Target Agent sees Discovery path
Astryx package.json + node_modules/@xds/core/ (symlinked to real source) + working CLI lsnpx xds --help or node_modules/@xds/core/README.mddocs.mjs → component docs
Astryx+TW Same as Astryx + Tailwind CSS available Same discovery + Tailwind utility classes
Baseline package.json + components/ui/*.tsx + lib/ + README.md lsREADME.mdcat components/ui/button.tsx → real shadcn source
HTML package.json only (bare React project) No design system — agent uses plain HTML + inline CSS

Agent prompts say: "Your project is at <path>. Explore it to find how to look up component docs." No README paths, no CLI commands, no component names are given.


Nightly Checklist

Phase 0: Preflight (CRITICAL — do not skip)

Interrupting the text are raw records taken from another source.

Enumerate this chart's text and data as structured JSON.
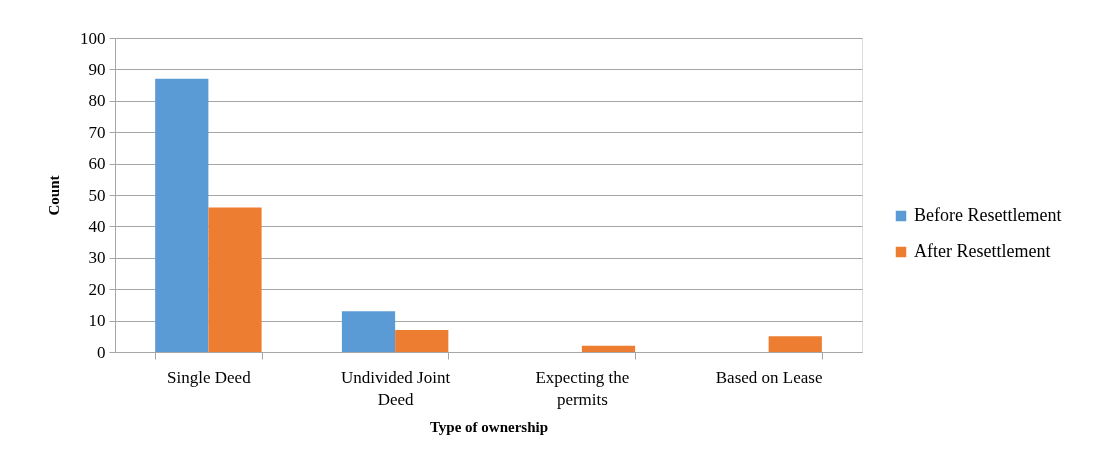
{
  "chart_data": {
    "type": "bar",
    "xlabel": "Type of ownership",
    "ylabel": "Count",
    "categories": [
      "Single Deed",
      "Undivided Joint Deed",
      "Expecting the permits",
      "Based on Lease"
    ],
    "series": [
      {
        "name": "Before Resettlement",
        "color": "#5b9bd5",
        "values": [
          87,
          13,
          0,
          0
        ]
      },
      {
        "name": "After Resettlement",
        "color": "#ed7d31",
        "values": [
          46,
          7,
          2,
          5
        ]
      }
    ],
    "ylim": [
      0,
      100
    ],
    "yticks": [
      0,
      10,
      20,
      30,
      40,
      50,
      60,
      70,
      80,
      90,
      100
    ],
    "grid": "y",
    "legend": "right"
  }
}
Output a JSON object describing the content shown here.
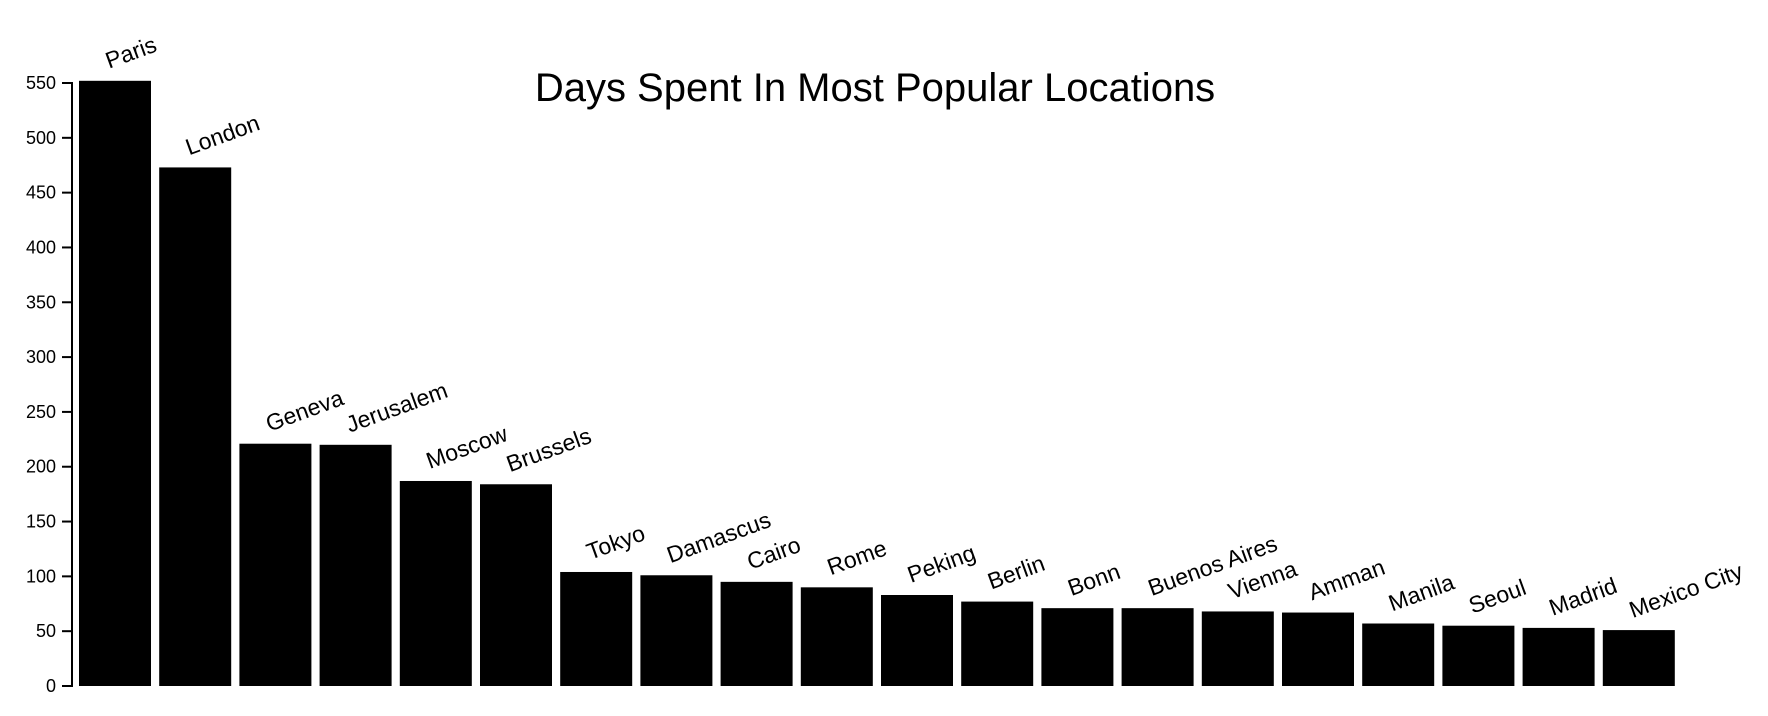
{
  "chart_data": {
    "type": "bar",
    "title": "Days Spent In Most Popular Locations",
    "xlabel": "",
    "ylabel": "",
    "ylim": [
      0,
      550
    ],
    "yticks": [
      "0",
      "50",
      "100",
      "150",
      "200",
      "250",
      "300",
      "350",
      "400",
      "450",
      "500",
      "550"
    ],
    "grid": false,
    "bar_color": "#000000",
    "categories": [
      "Paris",
      "London",
      "Geneva",
      "Jerusalem",
      "Moscow",
      "Brussels",
      "Tokyo",
      "Damascus",
      "Cairo",
      "Rome",
      "Peking",
      "Berlin",
      "Bonn",
      "Buenos Aires",
      "Vienna",
      "Amman",
      "Manila",
      "Seoul",
      "Madrid",
      "Mexico City"
    ],
    "values": [
      552,
      473,
      221,
      220,
      187,
      184,
      104,
      101,
      95,
      90,
      83,
      77,
      71,
      71,
      68,
      67,
      57,
      55,
      53,
      51
    ]
  }
}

# Ensure repo is up to date
cd /vercel/sandbox/repos/xds
git fetch origin main && git checkout origin/main

# Install dependencies
pnpm install

# Build the CLI package (required for npx xds to work in agent project dirs)
pnpm --filter @xds/cli build

# Verify CLI works
cd internal/vibe-tests
node -e "
const {createAgentProject} = await import('./src/setup-environment.mjs');
const fs = await import('fs');
const path = await import('path');
const {execSync} = await import('child_process');
const testDir = '/tmp/vibe-preflight-test';
fs.mkdirSync(testDir + '/results/test/projects/preflight', {recursive: true});
// Just verify the symlink target exists and CLI binary is accessible
const cliPath = path.join('/vercel/sandbox/repos/xds/packages/cli/bin/xds.mjs');
if (!fs.existsSync(cliPath)) { console.error('CLI not found at', cliPath); process.exit(1); }
console.log('✓ CLI binary exists');
try { execSync('node ' + cliPath + ' --help', {stdio: 'pipe'}); console.log('✓ CLI runs'); }
catch(e) { console.error('✗ CLI failed:', e.message); process.exit(1); }
"

If preflight fails: STOP. Do not proceed. Log the error in state and report in the daily note. The CLI must work for Astryx agents to discover component APIs.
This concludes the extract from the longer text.